The problem people encounter when trying to start up a fitness program is this: too much, too fast. If you bite off more than you can chew, you'll end up discouraged, and feeling like fitness just isn't for you. But, if you set yourself up for success, you can create a change in your lifestyle that results in a fitter, healthier you over the course of time. It's an investment, of time and energy mostly, and the payoff is huge; a healthier heart, stronger muscles, and more happy chemicals flowing around in your brain are all direct results of moving your body more. Here are five, rational, completely achievable steps toward a fitter, healthier life.

STEP 1: HOW DO I START GETTING FIT?

Think about YOU. Are you an indoor person or an outdoor person? Do you like music? Do you love to dance? Do you live within walking distance of a gym? Do you have enough in your budget to spend on a membership? Have you always wanted to try something fun like yoga or jujitsu? Now, tailor your plan to YOU. Don’t let someone talk you into a plan that is not consistent with your personality, your strengths, your weaknesses, or your resources: if it’s not YOU, it simply won’t work.

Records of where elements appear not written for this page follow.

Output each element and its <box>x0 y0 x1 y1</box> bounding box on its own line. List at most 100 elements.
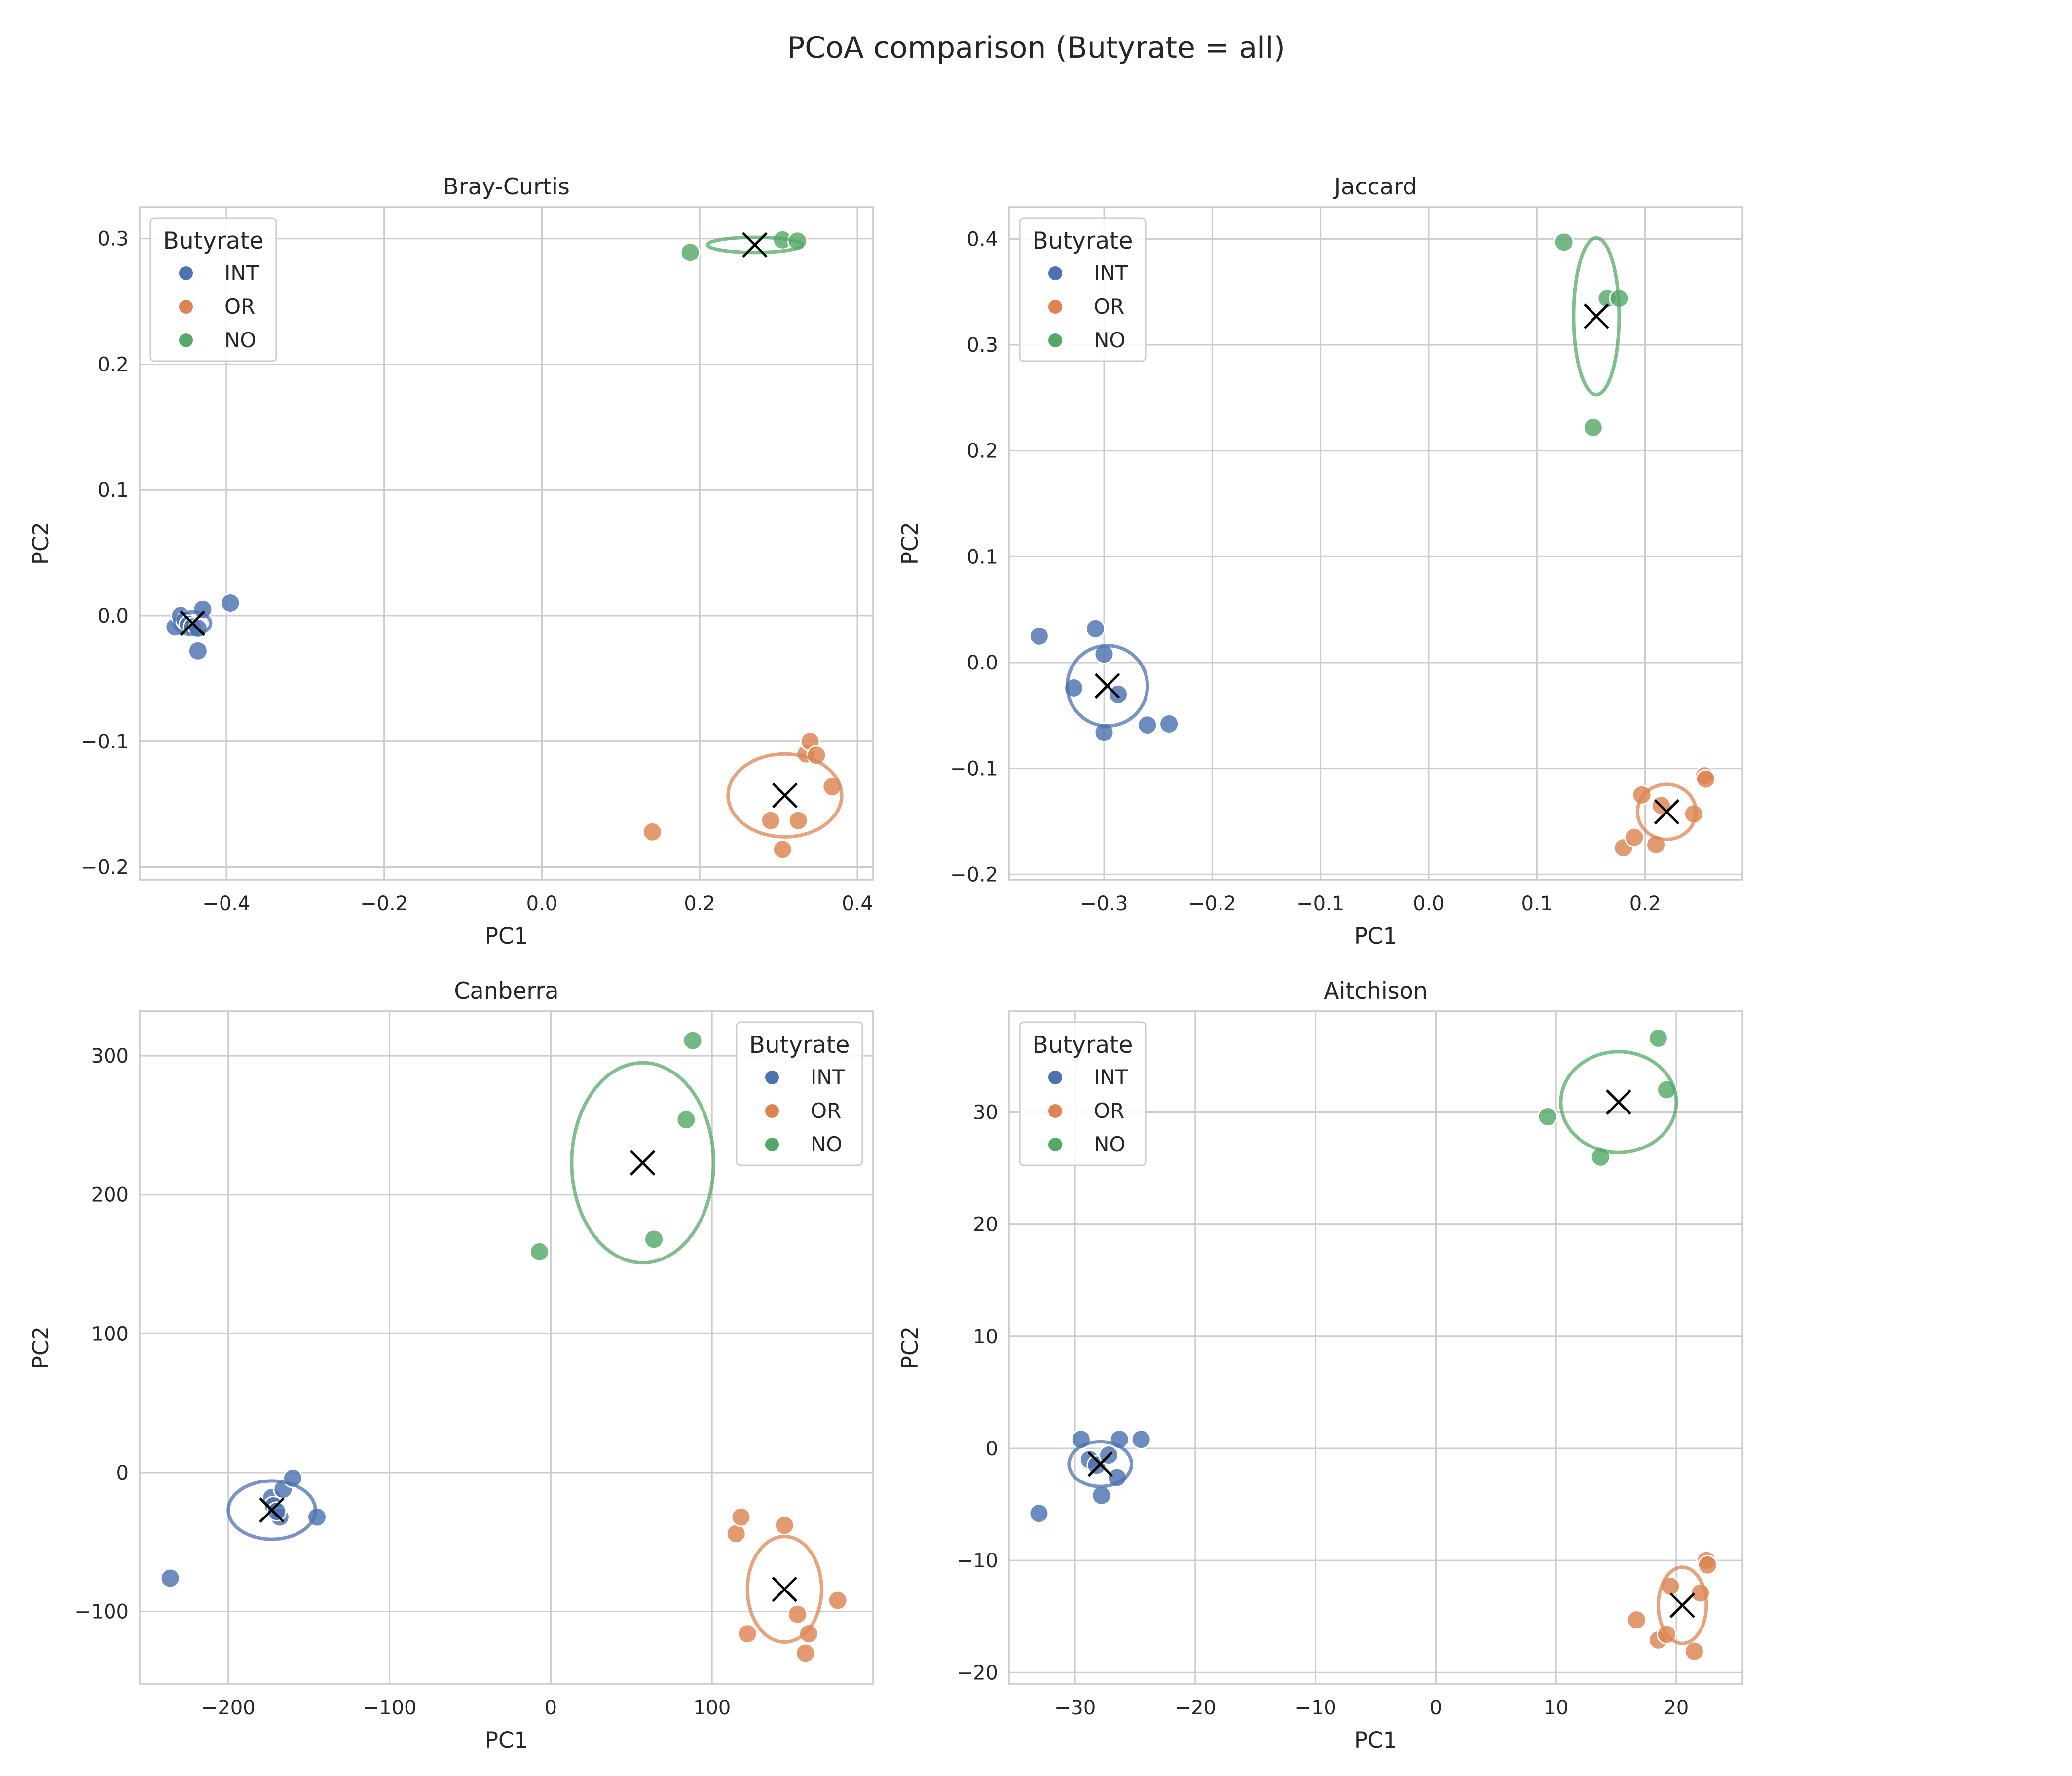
y-tick-label: 0 <box>116 1462 129 1484</box>
scatter-point-int <box>1091 1485 1112 1506</box>
scatter-point-or <box>1684 1641 1704 1662</box>
scatter-point-no <box>1554 232 1574 253</box>
legend-title: Butyrate <box>749 1032 850 1059</box>
legend-marker-int <box>179 266 193 280</box>
legend-marker-int <box>765 1071 779 1084</box>
y-tick-label: 100 <box>91 1323 129 1345</box>
scatter-point-or <box>737 1624 758 1644</box>
subplot-title: Aitchison <box>1324 977 1428 1004</box>
scatter-point-int <box>187 640 208 661</box>
y-tick-label: 0.1 <box>966 546 998 568</box>
x-tick-label: −0.2 <box>1188 892 1236 915</box>
scatter-point-or <box>772 839 793 860</box>
scatter-point-no <box>682 1030 703 1051</box>
centroid-marker-or <box>1669 1592 1695 1618</box>
legend-entry-or: OR <box>811 1099 841 1123</box>
scatter-point-int <box>1137 715 1158 736</box>
scatter-point-or <box>1695 769 1716 789</box>
x-tick-label: 0.2 <box>1629 892 1661 915</box>
scatter-point-int <box>1159 713 1180 734</box>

STEP 2: HOW LONG SHOULD I EXERCISE?

Start with FIFTEEN MINUTES A DAY. Don’t join a boot camp that makes you hopelessly sore. Don’t go from the sofa to Crossfit in one day, leaving you too tired to lift your soap in the shower (God forbid! You need your Osmia soap!!). Don’t tell yourself that if you can’t do a full hour then it isn’t worth doing anything (the WORST fitness sin ever, and one we're all guilty of occasionally). These are recipes for quitting. What you need to do, in essence, is get addicted to the fifteen minutes. Only then will you start to crave twenty, thirty, or sixty minutes of exercise. 

STEP 3: WHAT DO I NEED TO BUY?

The least expensive way to start an exercise program is with a pair of supportive walking or running shoes. Period. That is ALL you need. Relatively affordable, widely available, and extremely easy to operate. Walk as fast as you can for fifteen tiny little minutes a day! Not to the grocery store, or from your car to the Walmart entrance. This is walking JUST for the sake of walking. It's not only for the exercise. It's also to begin the practice of carving out time in your schedule specifically for exercise, a habit you'll need to create—and protect—if you want to improve your health.

STEP 4: HOW DO I MAKE EXERCISE MORE ENJOYABLE?

If you are a music person, get your groove on! And, if you like to dance, walk to a beat. Try searching Spotify for songs in the 127-132 beats per minute range. This will get you stomping at a good clip. Or find great people to follow who create playlists (we'll get you moving!). And, please, don’t be afraid to dance openly or play air drums or even skip. WHO CARES?

STEP 5: HOW DO I INCREASE MY EXERCISE SAFELY?

Stick to this plan six days a week for 2 weeks. Just commit to yourself and get it done. It’s only 15 minutes a day. After two weeks, increase your daily commitment by 5 minutes every 2 weeks.  Once you are at 30 minutes a day, you should move to Phase 2, where you vary your routine a bit, and add fun stuff like weights or pushups or yoga a couple days a week. But that’s then. This is now. 

And now = FIFTEEN MINUTES A DAY. 

You in? We'll be your cheerleaders! YOU GOT THIS!!!